There is a potential advantage for the use of HPCs and EPCs as a clinical biomarker over the use of existing serum-based biomarkers (e.g., CEA and CA15-3), as the latter probably does not predict relapse early in the metastatic process and is a relatively late-stage event. In our study, 9 of 14 patients in both the progression of disease and relapsed cohorts had an elevation of a tumor marker at least 2 months after the surge in HPCs. Conceivably, this change in BMD progenitor cells might represent a sufficiently early step in metastatic progression that allows for the opportunity to intervene with targeted therapy to promote the maintenance of tumor dormancy and prevention of relapse or progression.

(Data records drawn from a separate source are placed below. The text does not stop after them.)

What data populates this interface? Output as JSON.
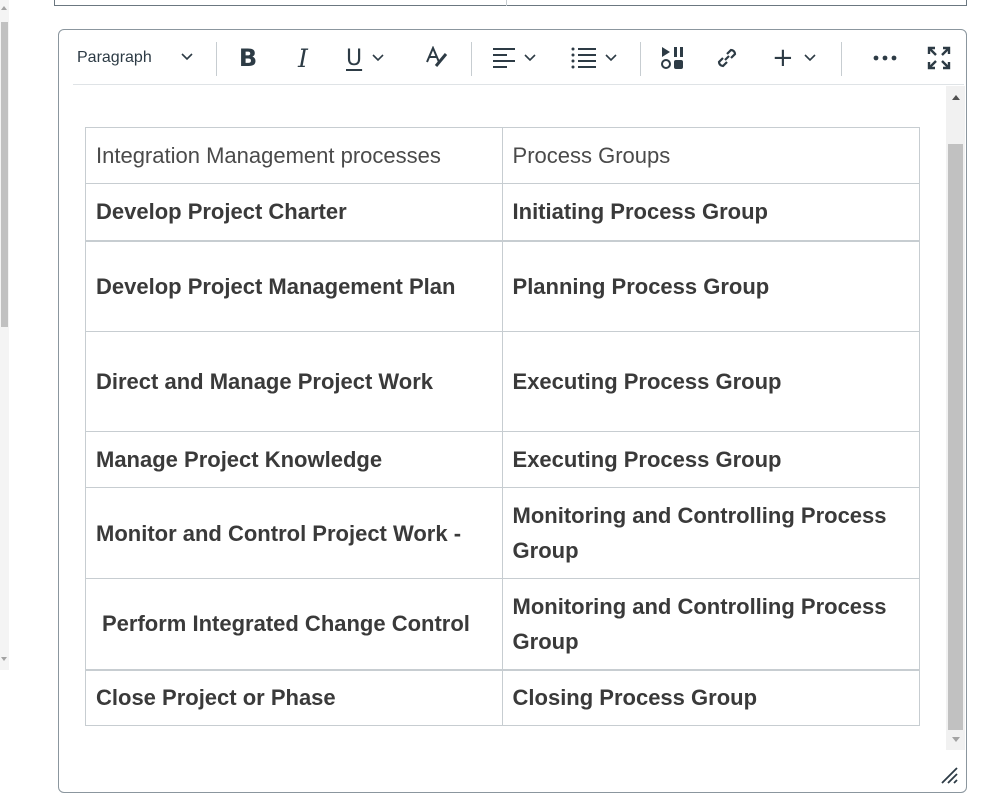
{
  "toolbar": {
    "block_format": "Paragraph",
    "icons": {
      "chevron": "chevron-down-icon",
      "bold": "bold-icon",
      "italic": "italic-icon",
      "underline": "underline-icon",
      "text_color": "text-color-icon",
      "align": "align-left-icon",
      "list": "bulleted-list-icon",
      "media": "media-icon",
      "link": "link-icon",
      "insert": "plus-icon",
      "more": "more-icon",
      "fullscreen": "fullscreen-icon"
    },
    "labels": {
      "bold": "B",
      "italic": "I",
      "underline": "U",
      "plus": "+",
      "more": "•••"
    }
  },
  "table": {
    "header": [
      "Integration Management processes",
      "Process Groups"
    ],
    "rows": [
      [
        "Develop Project Charter",
        "Initiating Process Group"
      ],
      [
        "Develop Project Management Plan",
        "Planning Process Group"
      ],
      [
        "Direct and Manage Project Work",
        "Executing Process Group"
      ],
      [
        "Manage Project Knowledge",
        "Executing Process Group"
      ],
      [
        "Monitor and Control Project Work -",
        "Monitoring and Controlling Process Group"
      ],
      [
        "Perform Integrated Change Control",
        "Monitoring and Controlling Process Group"
      ],
      [
        "Close Project or Phase",
        "Closing Process Group"
      ]
    ]
  },
  "colors": {
    "text": "#2d3b45",
    "border": "#c7cdd1",
    "editor_border": "#8b969e",
    "scrollbar_thumb": "#c1c1c1"
  }
}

Several novel agents targeting BMD cells have been introduced into the clinical arena with promising data including cediranib, (pan-VEGFR inhibitor), ramucirumab (IMC-1121B, anti-VEGFR2 antibody) and IMC-18F1 (anti-VEGFR1 antibody) [3234]. Finally, Study 2 described here is an ongoing phase II clinical trial of an anti-angiogenic copper depletion compound, which is attempting to modulate the angiogenic switch through copper-dependent mechanisms, in high risk for relapse breast cancer patients. We observed that patients who became adequately copper-depleted had a significant reduction in EPCs from baseline [35]. A clinical trial investigating ramucirumab and IMC-18F1 in combination with capecitabine in women with metastatic breast cancer is underway and is expected to shed much insight into the role of these BMD progenitor cells and the effect of targeted therapy on outcome (ClinicalTrials.gov identifier: NCT01234402).

This is the first study to offer insight into the angiogenic switch in vivo, specifically in de novo relapse and progression of breast cancer metastases. Circulating HPCs and EPCs may serve as a biomarker to predict relapse or disease progression, as well as serve as a promising therapeutic target in those at high risk of relapse. We acknowledge that the sample size was small, and the data are an aggregate of two studies. Future avenues of research include a larger study to further define the temporal relationship and effect of different therapies on these cells.